Okay, so picture this: you show up to your local movie theater, grab a criminally overpriced soda, and then watch a Formula 1 race projected across a screen the size of a small country. That is now a real thing you can do with your money, and frankly, it might be the best thing you spend $30 on this year.

Apple TV and IMAX have announced a partnership to broadcast five live F1 races at select theaters across the United States during the 2026 season. The whole thing kicks off with the Miami Grand Prix on May 3, which is being packaged as a 150-minute theatrical event - pre-race coverage, the race itself, and podium celebrations included. It's basically a full race day experience, minus the sunburn and the $15 beer.

Why this is actually a big deal

This isn't just a fun novelty. This is Apple TV flexing hard in its first year as the exclusive American broadcast partner for F1. That's a massive rights deal, and turning live races into ticketed IMAX events is a pretty clever way to signal that they're not just going to let the races sit quietly on a streaming app.
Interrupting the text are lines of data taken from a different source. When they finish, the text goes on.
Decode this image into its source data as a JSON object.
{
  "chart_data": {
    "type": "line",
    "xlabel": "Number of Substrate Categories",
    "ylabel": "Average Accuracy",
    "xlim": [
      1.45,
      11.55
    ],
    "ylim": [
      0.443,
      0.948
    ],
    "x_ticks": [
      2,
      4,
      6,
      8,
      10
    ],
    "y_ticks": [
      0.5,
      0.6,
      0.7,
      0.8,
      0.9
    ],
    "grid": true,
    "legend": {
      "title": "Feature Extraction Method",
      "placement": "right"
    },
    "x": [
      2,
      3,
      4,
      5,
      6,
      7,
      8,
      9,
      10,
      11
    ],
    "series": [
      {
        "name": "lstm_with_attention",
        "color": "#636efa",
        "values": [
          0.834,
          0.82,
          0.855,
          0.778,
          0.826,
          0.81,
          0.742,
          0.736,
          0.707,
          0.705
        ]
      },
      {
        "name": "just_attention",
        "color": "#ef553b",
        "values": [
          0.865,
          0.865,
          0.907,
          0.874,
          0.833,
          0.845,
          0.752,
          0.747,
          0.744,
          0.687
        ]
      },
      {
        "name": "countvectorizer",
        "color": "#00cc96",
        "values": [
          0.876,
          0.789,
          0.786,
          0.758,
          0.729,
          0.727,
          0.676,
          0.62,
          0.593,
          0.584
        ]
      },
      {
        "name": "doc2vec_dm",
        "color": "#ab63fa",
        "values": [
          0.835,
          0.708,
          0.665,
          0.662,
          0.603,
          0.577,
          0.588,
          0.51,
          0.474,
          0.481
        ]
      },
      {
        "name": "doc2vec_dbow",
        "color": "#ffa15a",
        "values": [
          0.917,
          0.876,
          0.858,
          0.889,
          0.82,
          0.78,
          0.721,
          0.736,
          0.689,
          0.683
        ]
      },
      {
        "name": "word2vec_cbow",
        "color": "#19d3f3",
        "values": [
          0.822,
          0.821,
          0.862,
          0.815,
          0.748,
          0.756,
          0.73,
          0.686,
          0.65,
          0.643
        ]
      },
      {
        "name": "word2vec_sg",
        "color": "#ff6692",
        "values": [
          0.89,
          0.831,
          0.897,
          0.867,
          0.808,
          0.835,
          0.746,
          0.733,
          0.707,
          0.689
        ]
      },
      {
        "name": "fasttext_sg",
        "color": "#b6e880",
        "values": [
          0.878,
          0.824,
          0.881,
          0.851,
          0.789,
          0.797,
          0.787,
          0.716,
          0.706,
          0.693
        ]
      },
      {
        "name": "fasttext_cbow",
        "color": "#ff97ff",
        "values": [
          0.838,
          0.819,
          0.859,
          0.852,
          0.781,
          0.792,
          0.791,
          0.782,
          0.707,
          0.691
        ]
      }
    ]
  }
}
For F1 fans, the appeal is obvious. Watching cars hit 200 mph on a 40-inch TV is fine. Watching them do it on an IMAX screen with bone-rattling sound? That's something else entirely. The sport is basically built for this format - it's visually spectacular, it's loud, and it has enough narrative drama to keep a theater audience genuinely invested.

The $30 question

At roughly $30 per ticket, this sits in an interesting middle ground. It's more than a regular movie ticket, but considerably less than flying to Miami and actually attending a Grand Prix (where paddock access alone could cost you a small car). For the hardcore fan who wants the communal, electric atmosphere of watching with a crowd - without remortgaging their house - this seems like a genuinely solid proposition.

It also makes a weird kind of sense culturally. F1 has spent the last few years aggressively expanding its fanbase in the US, and a lot of those newer fans are exactly the kind of people who'd enjoy making a whole event out of race day. Give them a big screen, great sound, and a room full of other fans losing their minds at every overtake, and you've got something that feels less like watching sports and more like going to a concert.

Five races. IMAX screens. Live and loud. Apple TV is clearly not here to play it safe, and honestly? Good for them.